Zeke se quedó mirando más tiempo del habitual. Justo antes de que pasaran, se levantó y gritó: «Señor, puedo hacer que su hija vuelva a caminar». Jonathan se detuvo a medio paso.

No porque se sintiera ofendido o confundido, sino por cómo se dijeron las palabras. No como un discurso de ventas. No como una broma.

Suave, claro y serio. Como si Zeke lo creyera por completo. Jonathan se giró con los ojos entrecerrados.

¿Qué acabas de decir?

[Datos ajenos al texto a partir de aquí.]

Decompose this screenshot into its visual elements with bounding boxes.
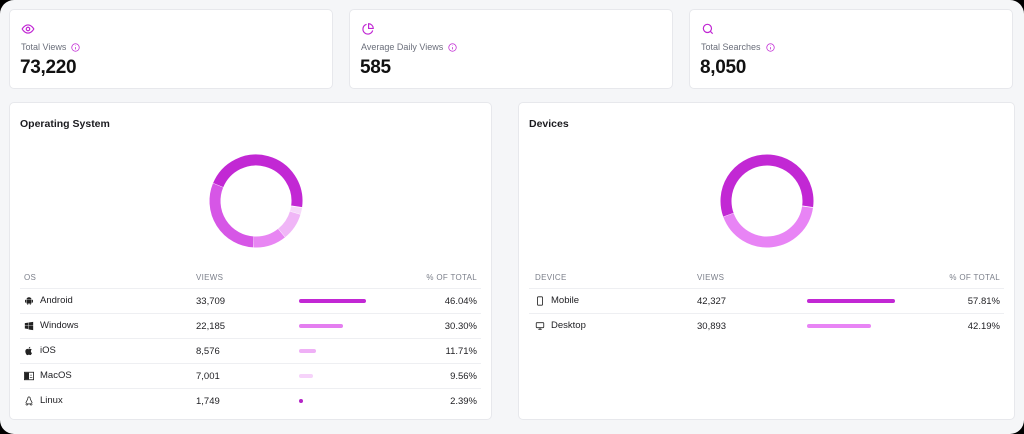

Zeke ni se inmutó. Dio un paso adelante, metiendo su cuaderno bajo el brazo. Dije que puedo ayudarla a caminar de nuevo.

Jonathan lo miró fijamente, abrazando a Isla con fuerza. Eso no tiene gracia, chico. No bromeaba.

La voz de Zeke no tembló. No había sonrisa. Solo el mismo tono tranquilo.

Una quietud adulta en el cuerpo de un niño. Jonathan bajó la mirada hacia la ropa de Zeke, su bota con cinta adhesiva. Los cristales rotos de las gafas que colgaban del cuello de la camisa del chico.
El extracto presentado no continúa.